I love Extra Credits on Youtube. “So you want to be a game designer” gives the best advice on how to create things. He was talking about games, but it works with writing. I thought at 15 that I was going to be established in my career as a writer as certainly as I knew the JFK documents were going to be released in 2017.

But on top of all the technical aspects that you need to be on top of to be at the best of your game, when you create something for others, you are creating experiences. And in order to create them, you need to live them. Not the ones particularly; you’ll never know what it’s like to be in freefall when your reverse thrusters give out, but with a well-lived life, you should be able to borrow the foundation of those emotions from memory.

On Reddit, someone asked how to find time to write during school. Everyone else told them to make time, but I told them not to steal from their future in order to write. Anything most people write in their early twenties isn’t going to be very good. To give up precious energy needed to keep a roof over your head, your family together, and your school work up to date, the most expendable thing on the list you need to do is write. Sleep is far more important.

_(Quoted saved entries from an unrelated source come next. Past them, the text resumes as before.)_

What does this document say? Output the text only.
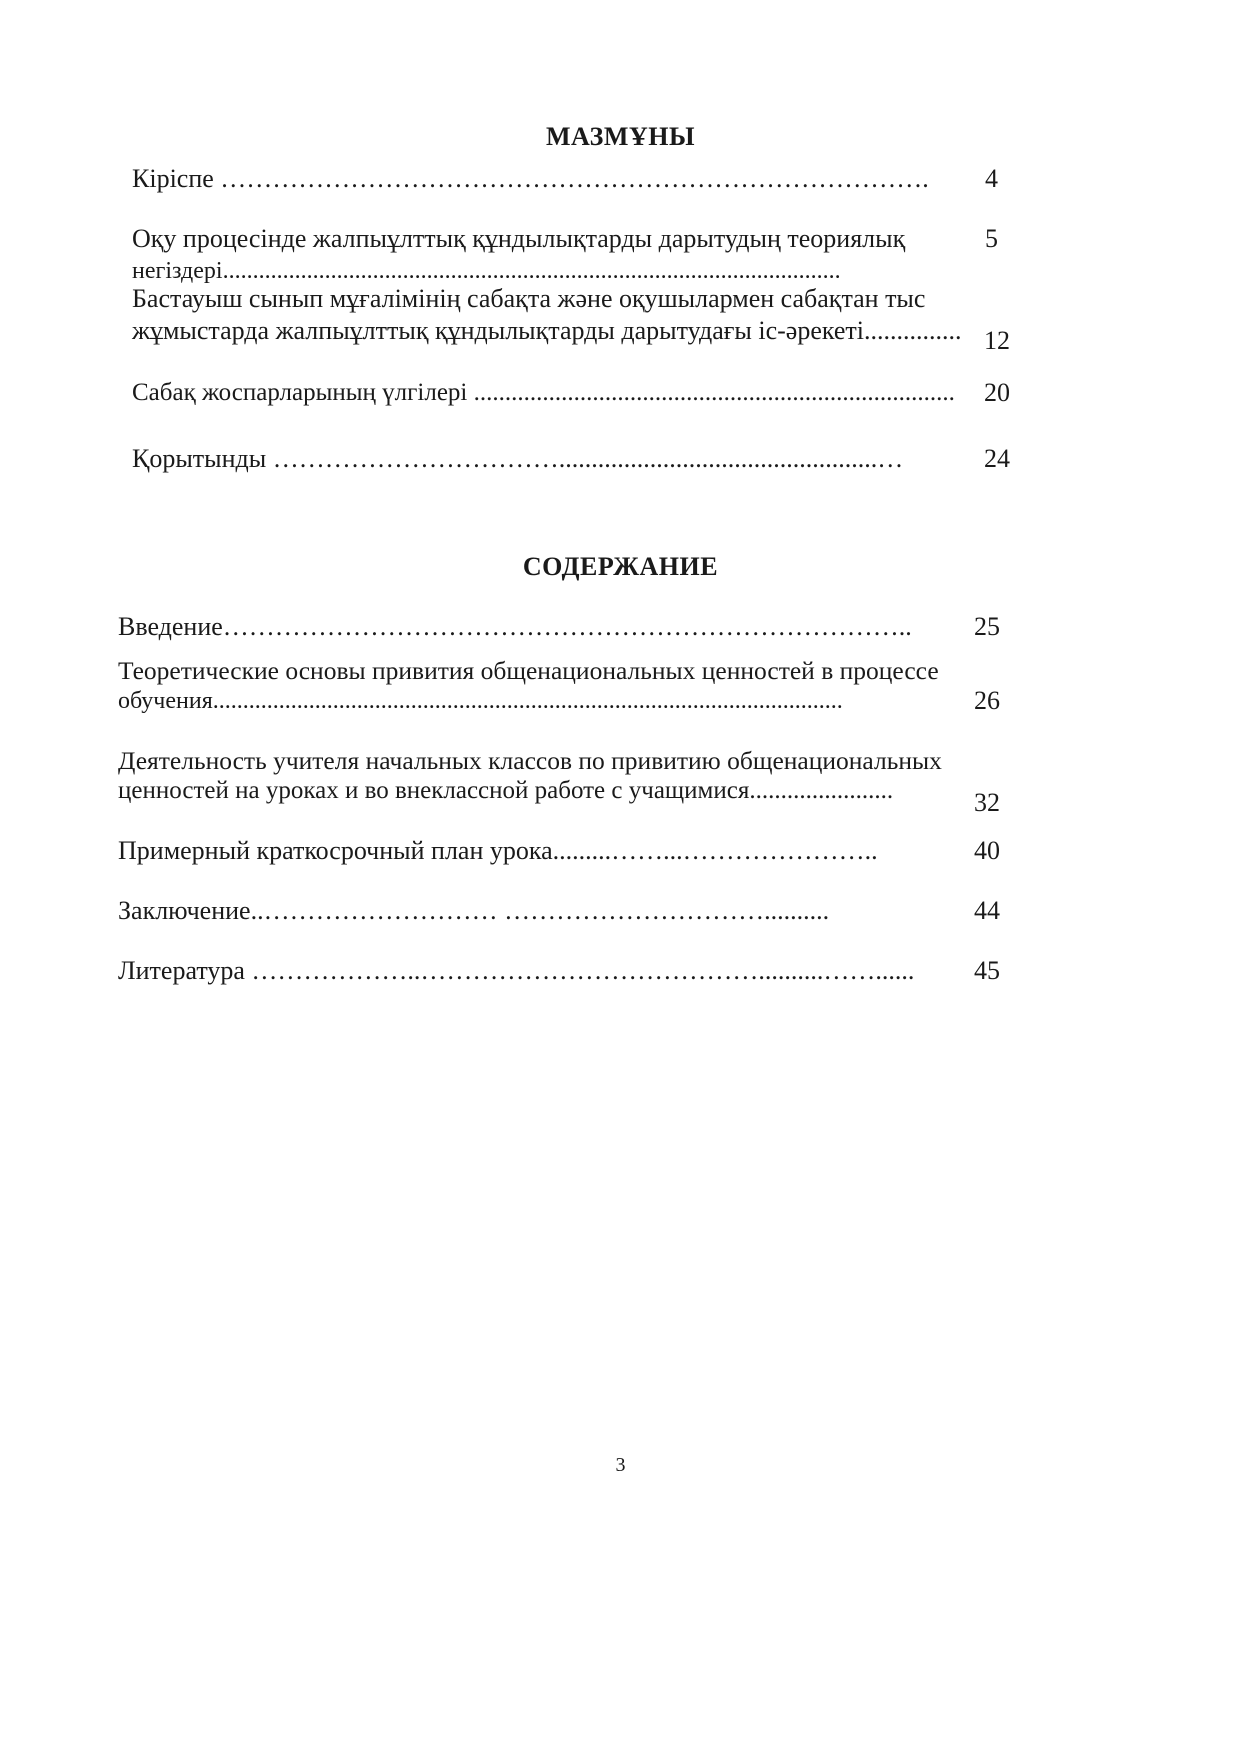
МАЗМҰНЫ
Кіріспе ………………………………………………………………………. 4
Оқу процесінде жалпыұлттық құндылықтарды дарытудың теориялық
негіздері.......................................................................................................
5
Бастауыш сынып мұғалімінің сабақта және оқушылармен сабақтан тыс
жұмыстарда жалпыұлттық құндылықтарды дарытудағы іс-әрекеті............... 12
Сабақ жоспарларының үлгілері ............................................................................. 20
Қорытынды …………………………….................................................…	24
СОДЕРЖАНИЕ
Введение…………………………………………………………………….. 25
Теоретические основы привития общенациональных ценностей в процессе
обучения.........................................................................................................	26
Деятельность учителя начальных классов по привитию общенациональных
ценностей на уроках и во внеклассной работе с учащимися.......................	32
Примерный краткосрочный план урока.........……...…………………..	40
Заключение..……………………… …………………………..........	44
Литература ………………..…………………………………..........……...... 45
3
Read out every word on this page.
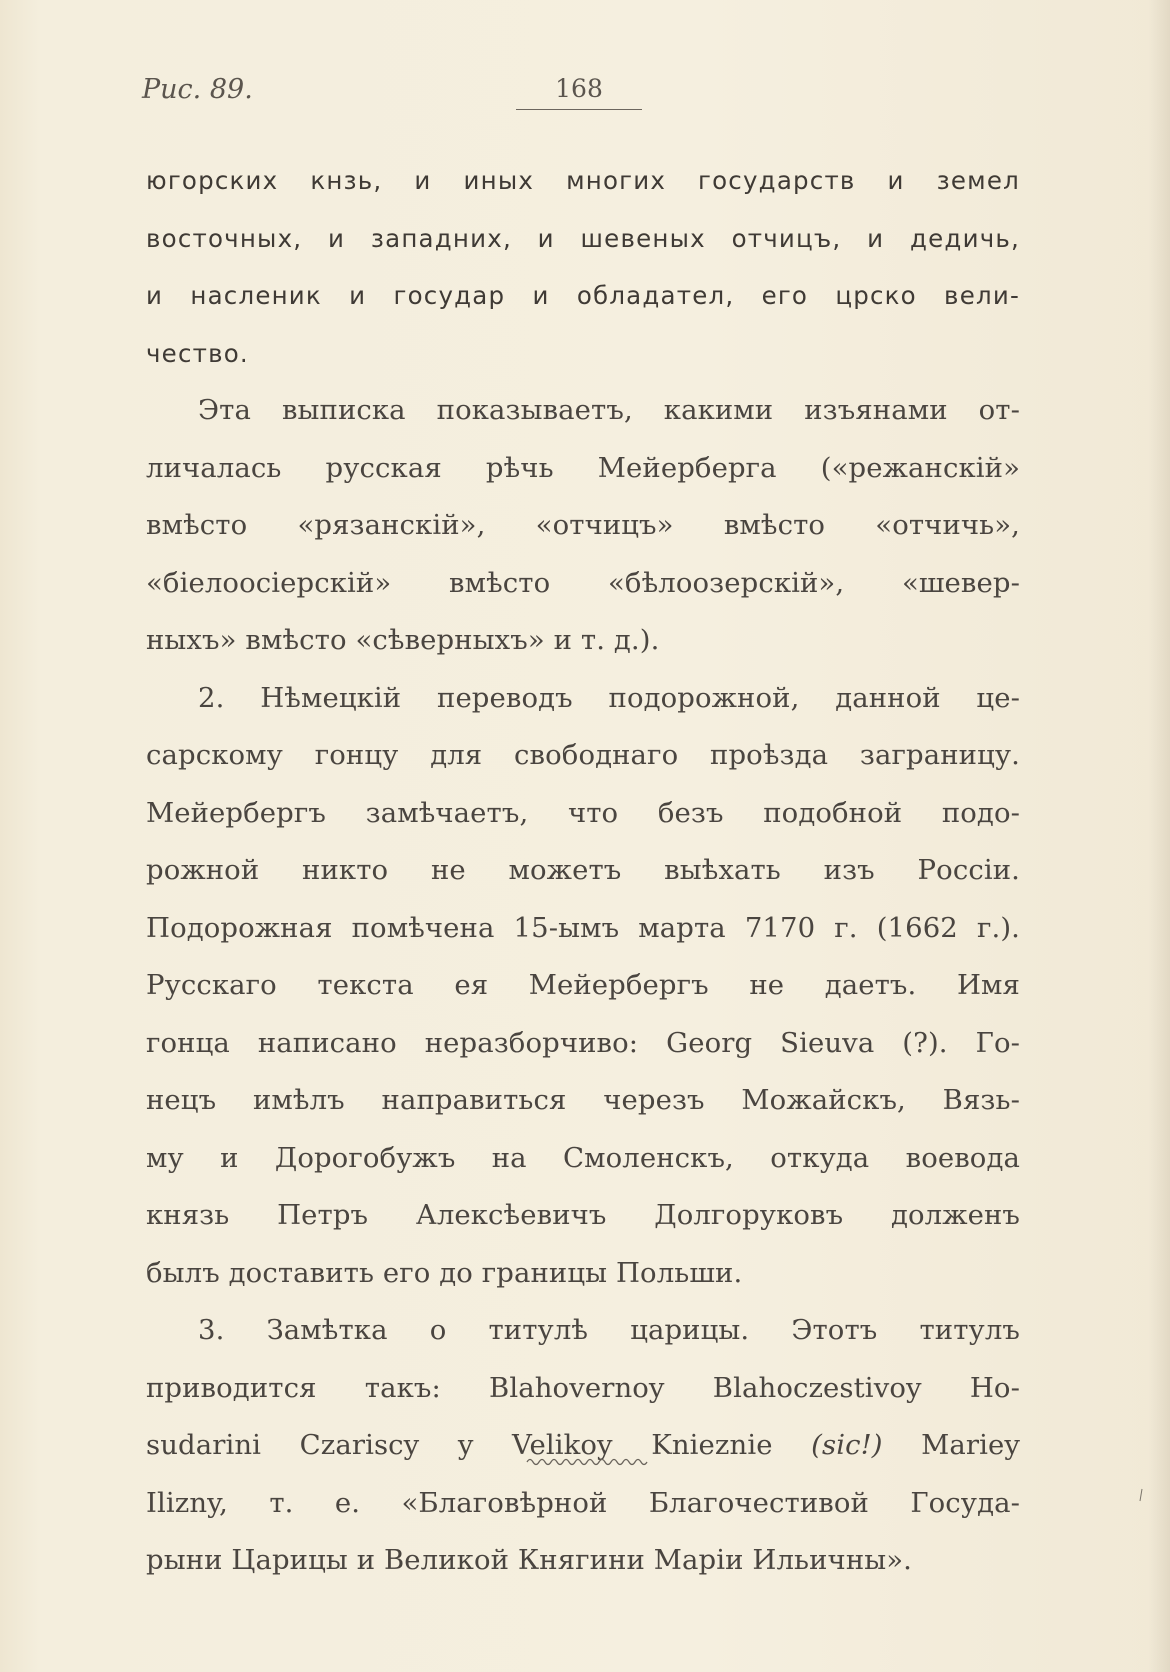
Рис. 89.	168
югорских кнзь, и иных многих государств и земел
восточных, и западних, и шевеных отчицъ, и дедичь,
и насленик и государ и обладател, его црско вели-
чество.
Эта выписка показываетъ, какими изъянами от-
личалась русская рѣчь Мейерберга («режанскій»
вмѣсто «рязанскій», «отчицъ» вмѣсто «отчичь»,
«біелоосіерскій» вмѣсто «бѣлоозерскій», «шевер-
ныхъ» вмѣсто «сѣверныхъ» и т. д.).
2. Нѣмецкій переводъ подорожной, данной це-
сарскому гонцу для свободнаго проѣзда заграницу.
Мейербергъ замѣчаетъ, что безъ подобной подо-
рожной никто не можетъ выѣхать изъ Россіи.
Подорожная помѣчена 15-ымъ марта 7170 г. (1662 г.).
Русскаго текста ея Мейербергъ не даетъ. Имя
гонца написано неразборчиво: Georg Sieuva (?). Го-
нецъ имѣлъ направиться черезъ Можайскъ, Вязь-
му и Дорогобужъ на Смоленскъ, откуда воевода
князь Петръ Алексѣевичъ Долгоруковъ долженъ
былъ доставить его до границы Польши.
3. Замѣтка о титулѣ царицы. Этотъ титулъ
приводится такъ: Blahovernoy Blahoczestivoy Ho-
sudarini Czariscy y Velikoy Knieznie (sic!) Mariey
Ilizny, т. е. «Благовѣрной Благочестивой Госуда-
рыни Царицы и Великой Княгини Маріи Ильичны».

The life of a starving artist is a complete lie. As humans, when we feel threatened, we play it safe. We’re loss-oriented. Fear makes us cautious and caution keeps us safe. Great work comes out from great suffering, yadda yadda yadda, but that’s the .000001% that made that one in a million shot and won. The other 999,999 people who tried the exact same thing failed. And if someone thinks they’re that one in a million writer, the best of luck to them. For the rest of us, it’s a hard grind to get from where you are to where you want to be, and my mother’s two pieces of advice have never been more appropriate. Never draw to an inside straight, and it takes 20 years to become an overnight success. In that 20 years, if you live your life to the best of your ability you might be one of the 2% of authors who can live off what they make writing. But realistically, you probably won’t. But it’s a lot easier to be part of the 2% than it is the .000001%. Huh. That should be the title of the post.